= Jo Hardin =

American statistician

Johanna Sarah (Jo) Hardin is an American statistician and Hardison Chair of Analytical Thinking and Professor of Mathematics and Statistics at Pomona College. Her research involves high-throughput analysis for human genome data.

==Education and career==
Hardin is a Pomona graduate, earning a bachelor's degree there in mathematics in 1995. She initially planned to do actuarial science, but was led to statistics by a faculty mentor, Donald Bentley.
She went to the University of California, Davis, for her graduate studies, earning a master's degree in 1997 and a Ph.D. in 2000.
Her dissertation, supervised by David Rocke, was Multivariate Outlier Detection and Robust Clustering with Minimum Covariance Determinant Estimation and S-Estimation.
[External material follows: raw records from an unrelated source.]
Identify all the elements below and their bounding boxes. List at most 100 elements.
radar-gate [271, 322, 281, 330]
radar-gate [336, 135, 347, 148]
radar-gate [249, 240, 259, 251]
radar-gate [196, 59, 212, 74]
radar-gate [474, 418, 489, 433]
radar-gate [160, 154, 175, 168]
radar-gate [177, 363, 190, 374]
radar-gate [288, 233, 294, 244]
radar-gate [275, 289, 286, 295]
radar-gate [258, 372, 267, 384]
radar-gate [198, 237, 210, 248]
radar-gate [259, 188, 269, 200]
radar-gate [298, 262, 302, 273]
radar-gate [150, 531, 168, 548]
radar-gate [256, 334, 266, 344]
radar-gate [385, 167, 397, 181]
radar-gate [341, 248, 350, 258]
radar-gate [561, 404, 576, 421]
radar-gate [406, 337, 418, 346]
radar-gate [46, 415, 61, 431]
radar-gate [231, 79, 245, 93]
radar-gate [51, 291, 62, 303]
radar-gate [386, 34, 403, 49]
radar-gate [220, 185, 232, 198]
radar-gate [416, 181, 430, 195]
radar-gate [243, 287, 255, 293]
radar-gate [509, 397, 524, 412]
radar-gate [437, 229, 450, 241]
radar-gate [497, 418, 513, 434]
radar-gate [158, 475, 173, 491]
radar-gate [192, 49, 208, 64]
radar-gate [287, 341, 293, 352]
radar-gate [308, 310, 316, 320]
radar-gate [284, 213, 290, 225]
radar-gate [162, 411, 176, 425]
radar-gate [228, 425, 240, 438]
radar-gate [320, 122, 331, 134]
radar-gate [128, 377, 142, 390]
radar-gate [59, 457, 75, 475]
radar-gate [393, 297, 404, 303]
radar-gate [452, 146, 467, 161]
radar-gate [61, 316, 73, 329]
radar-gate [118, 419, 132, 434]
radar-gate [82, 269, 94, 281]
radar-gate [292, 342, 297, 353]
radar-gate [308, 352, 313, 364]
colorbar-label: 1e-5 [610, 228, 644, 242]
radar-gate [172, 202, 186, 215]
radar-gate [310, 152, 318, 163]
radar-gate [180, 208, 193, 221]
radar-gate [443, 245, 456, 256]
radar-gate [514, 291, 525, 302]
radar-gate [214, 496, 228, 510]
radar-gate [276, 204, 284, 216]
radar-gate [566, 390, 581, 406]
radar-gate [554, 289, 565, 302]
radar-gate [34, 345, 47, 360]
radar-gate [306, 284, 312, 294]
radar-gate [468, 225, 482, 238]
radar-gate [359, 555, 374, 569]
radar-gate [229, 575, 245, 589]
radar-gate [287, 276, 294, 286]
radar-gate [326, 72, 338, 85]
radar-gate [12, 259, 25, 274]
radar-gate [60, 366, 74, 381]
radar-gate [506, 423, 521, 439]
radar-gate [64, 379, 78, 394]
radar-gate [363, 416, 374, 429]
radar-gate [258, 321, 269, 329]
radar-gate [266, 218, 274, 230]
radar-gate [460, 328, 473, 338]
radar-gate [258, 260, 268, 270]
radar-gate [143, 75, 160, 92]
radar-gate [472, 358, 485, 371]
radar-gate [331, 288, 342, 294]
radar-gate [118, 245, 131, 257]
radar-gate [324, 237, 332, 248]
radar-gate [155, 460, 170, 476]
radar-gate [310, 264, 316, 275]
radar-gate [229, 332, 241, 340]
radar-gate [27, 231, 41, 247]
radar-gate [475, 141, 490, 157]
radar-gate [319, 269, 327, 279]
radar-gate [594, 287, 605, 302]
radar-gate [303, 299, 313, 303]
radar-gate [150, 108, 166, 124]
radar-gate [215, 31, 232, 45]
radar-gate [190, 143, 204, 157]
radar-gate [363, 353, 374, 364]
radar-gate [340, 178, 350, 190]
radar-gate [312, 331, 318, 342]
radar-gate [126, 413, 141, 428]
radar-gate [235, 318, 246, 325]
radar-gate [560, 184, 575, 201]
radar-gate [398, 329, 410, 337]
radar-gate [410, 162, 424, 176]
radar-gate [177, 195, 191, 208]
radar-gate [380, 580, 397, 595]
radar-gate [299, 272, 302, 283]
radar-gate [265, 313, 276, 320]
After postdoctoral studies at the Fred Hutchinson Cancer Research Center and Seattle University, she returned to Pomona in 2002 as a faculty member.
She considers John Crowley, her postdoctoral supervisor, to be her "closest mentor".

==Recognition==
In 2015 she was elected as a Fellow of the American Statistical Association.
She won the Waller Education Award of the American Statistical Society in 2007, and
Pomona's highest faculty honor, the Wig Distinguished Professor award for excellence in teaching, in 2016 and 2023.